In the first-quarter 2024 earnings call, the company stated its notable improvements in digital penetration across markets thanks to increased loyalty sales and record mobile app orders, leading to greater frequency and increased spending by loyal customers. It also stated the success of McDonald's World-Famous Fries feature at the center of a digital campaign in Australia. The alignment of seamless digital experience with campaigning resulted in incremental customer acquisition and increased the market's loyalty sales.

Also, the U.K. market showcased loyalty results with the return of the Winning Sips digital experience, encouraging customers to add a drink to their order with a chance to win on every cup.

To boost its loyalty program participants and encourage customers to avail the digital platform, McDonald's is expecting to deploy "Ready on Arrival," which is a digital enhancement initiative in the United States. This initiative will focus on enabling the crew to begin assembling a customer's mobile order before their arrival at the restaurant and is expected to be launched across the top six markets by 2025 end.

McDonald's believes that there is a huge opportunity to grow all its brands globally by expanding the company's presence in existing markets and entering new ones. Its expansion efforts continue to drive performance. In the first quarter of 2024, the company opened 6,000th restaurant in China, on track to fulfill its global expansion plan.

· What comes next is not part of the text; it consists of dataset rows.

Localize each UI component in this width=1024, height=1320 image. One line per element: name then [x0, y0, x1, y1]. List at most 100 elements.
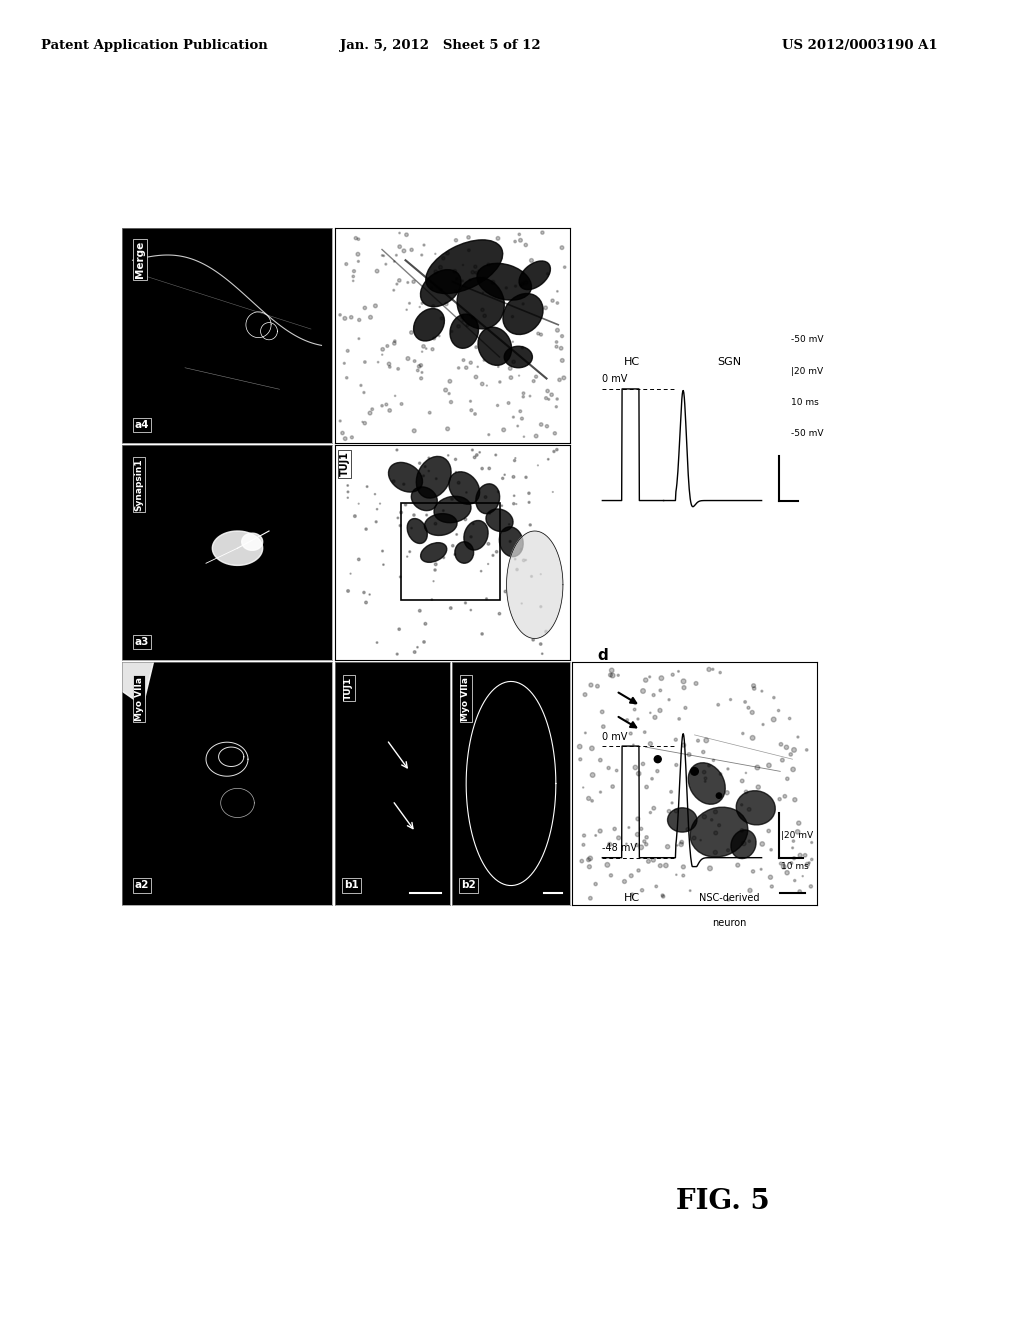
Point	[735, 833, 752, 854]
Point	[470, 356, 486, 378]
Point	[761, 755, 777, 776]
Point	[435, 500, 452, 521]
Point	[390, 507, 407, 528]
Point	[498, 581, 514, 602]
Point	[506, 486, 522, 507]
Point	[468, 367, 484, 388]
Point	[778, 737, 795, 758]
Point	[515, 293, 531, 314]
Point	[671, 709, 687, 730]
Point	[344, 426, 360, 447]
Text: a3: a3	[134, 638, 148, 647]
Point	[381, 354, 397, 375]
Point	[553, 338, 569, 359]
Point	[340, 581, 356, 602]
Point	[784, 759, 801, 780]
Point	[389, 644, 406, 665]
Point	[773, 734, 790, 755]
Ellipse shape	[503, 293, 543, 334]
Point	[442, 392, 459, 413]
Text: FIG. 5: FIG. 5	[676, 1188, 770, 1214]
Point	[342, 564, 358, 585]
Point	[711, 785, 727, 807]
Point	[680, 818, 696, 840]
Point	[681, 744, 697, 766]
Point	[696, 762, 713, 783]
Point	[443, 488, 460, 510]
Point	[465, 513, 481, 535]
Point	[511, 366, 527, 387]
Point	[406, 420, 422, 441]
Point	[386, 333, 402, 354]
Point	[369, 632, 385, 653]
Point	[695, 742, 712, 763]
Point	[474, 623, 490, 644]
Point	[456, 350, 472, 371]
Point	[532, 414, 549, 436]
Point	[741, 830, 758, 851]
Text: Merge: Merge	[134, 242, 144, 279]
Point	[630, 709, 646, 730]
Point	[370, 351, 386, 372]
Point	[549, 331, 565, 352]
Point	[467, 446, 483, 467]
Point	[636, 830, 652, 851]
Point	[458, 593, 474, 614]
Point	[433, 308, 450, 329]
Point	[442, 598, 459, 619]
Point	[496, 420, 512, 441]
Point	[428, 469, 444, 490]
Point	[546, 441, 562, 462]
Point	[459, 314, 475, 335]
Point	[538, 388, 554, 409]
Point	[659, 836, 676, 857]
Ellipse shape	[519, 261, 551, 289]
Point	[378, 253, 394, 275]
Point	[523, 566, 540, 587]
Point	[461, 227, 477, 248]
Point	[439, 418, 456, 440]
Ellipse shape	[434, 496, 471, 523]
Point	[799, 739, 815, 760]
Point	[407, 351, 423, 372]
Point	[413, 368, 429, 389]
Point	[492, 603, 508, 624]
Point	[390, 358, 407, 379]
Point	[340, 475, 356, 496]
Point	[744, 702, 761, 723]
Point	[803, 876, 819, 898]
Point	[332, 305, 348, 326]
Point	[464, 308, 480, 329]
Point	[410, 636, 426, 657]
Point	[599, 854, 615, 875]
Point	[494, 495, 510, 516]
Ellipse shape	[688, 763, 725, 804]
Text: HC: HC	[624, 356, 640, 367]
Point	[783, 853, 800, 874]
Point	[507, 276, 523, 297]
Point	[668, 800, 684, 821]
Ellipse shape	[690, 808, 748, 857]
Point	[502, 358, 518, 379]
Point	[455, 271, 471, 292]
Ellipse shape	[486, 510, 513, 532]
Point	[428, 261, 444, 282]
Point	[775, 857, 792, 878]
Point	[515, 261, 531, 282]
Point	[421, 447, 437, 469]
Point	[501, 392, 517, 413]
Polygon shape	[122, 663, 154, 706]
Point	[525, 371, 542, 392]
Point	[417, 614, 433, 635]
Point	[388, 244, 404, 265]
Point	[399, 272, 416, 293]
Point	[786, 789, 803, 810]
Point	[357, 591, 374, 612]
Point	[804, 849, 820, 870]
Point	[345, 265, 361, 286]
Point	[463, 599, 479, 620]
Point	[495, 467, 511, 488]
Point	[439, 243, 456, 264]
Point	[669, 834, 685, 855]
Point	[514, 337, 530, 358]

MCD is planning to open more than 2,100 new restaurants globally in 2024, including 500 openings in the United States and IOM segment and 1,600 (including nearly 1000 in China) inaugurations in the IDL market. The new unit growth aim for 2024 showcases about 4% contribution to new unit growth (net of closures). Also, the company expects net restaurant unit expansion to contribute nearly 2% to 2024 systemwide sales growth. It targets to open 50,000 restaurants by 2027.

This Zacks Rank #3 (Hold) company continues to impress investors with robust comps growth. In the first quarter of 2024, global comps increased 1.9% compared with a rise of 12.6% reported in the prior-year quarter. In the quarter, the company's comparable sales grew more than 30%, marking the 13th consecutive quarter of positive comparable sales growth, compared with the past four years.

The uptrend was backed by average check growth driven by strategic menu price increases, successful restaurant-level execution, effective marketing campaigns featuring the core menu and continued digital and delivery growth. Also, the effective implementation of the Accelerating the Arches strategy added to the uptick.

Concerns

The persisting inflationary pressures are likely to hurt the company's margins. In the first quarter of 2024, margins suffered due to continued pressure from elevated commodities and wages. In the first quarter, McDonald's company-operated restaurant expenses were $2.04 billion, up 6% from $1.92 billion reported in the prior-year quarter. A challenging macro environment, including rising interest rates, remains headwinds.

Given the ongoing inflationary headwinds, MCD expects the operating margin to remain pressurized in the near term. The company expects commodity and food and paper inflation to be at the higher end in 2024. Also, it expects labor inflation to be in the high single digits.

Key Picks

Wingstop Inc.sports a Zacks Rank #1 (Strong Buy) at present. You can see the complete list of today's Zacks #1 Rank stocks here.

It has a trailing four-quarter negative earnings surprise of 21.4%, on average. The stock has surged 112% in the past year. The Zacks Consensus Estimate for WING's 2024 sales and earnings per share (EPS) indicates a rise of 27.5% and 36.7%, respectively, from the year-ago levels.

Brinker International, Inc.currently sports a Zacks Rank #1. It has a trailing four-quarter earnings surprise of 213.4%, on average. EAT's shares have risen 85.4% in the past year.

The Zacks Consensus Estimate for EAT's 2024 sales and EPS indicates 5% and 41.3% growth, respectively, from the year-earlier actuals.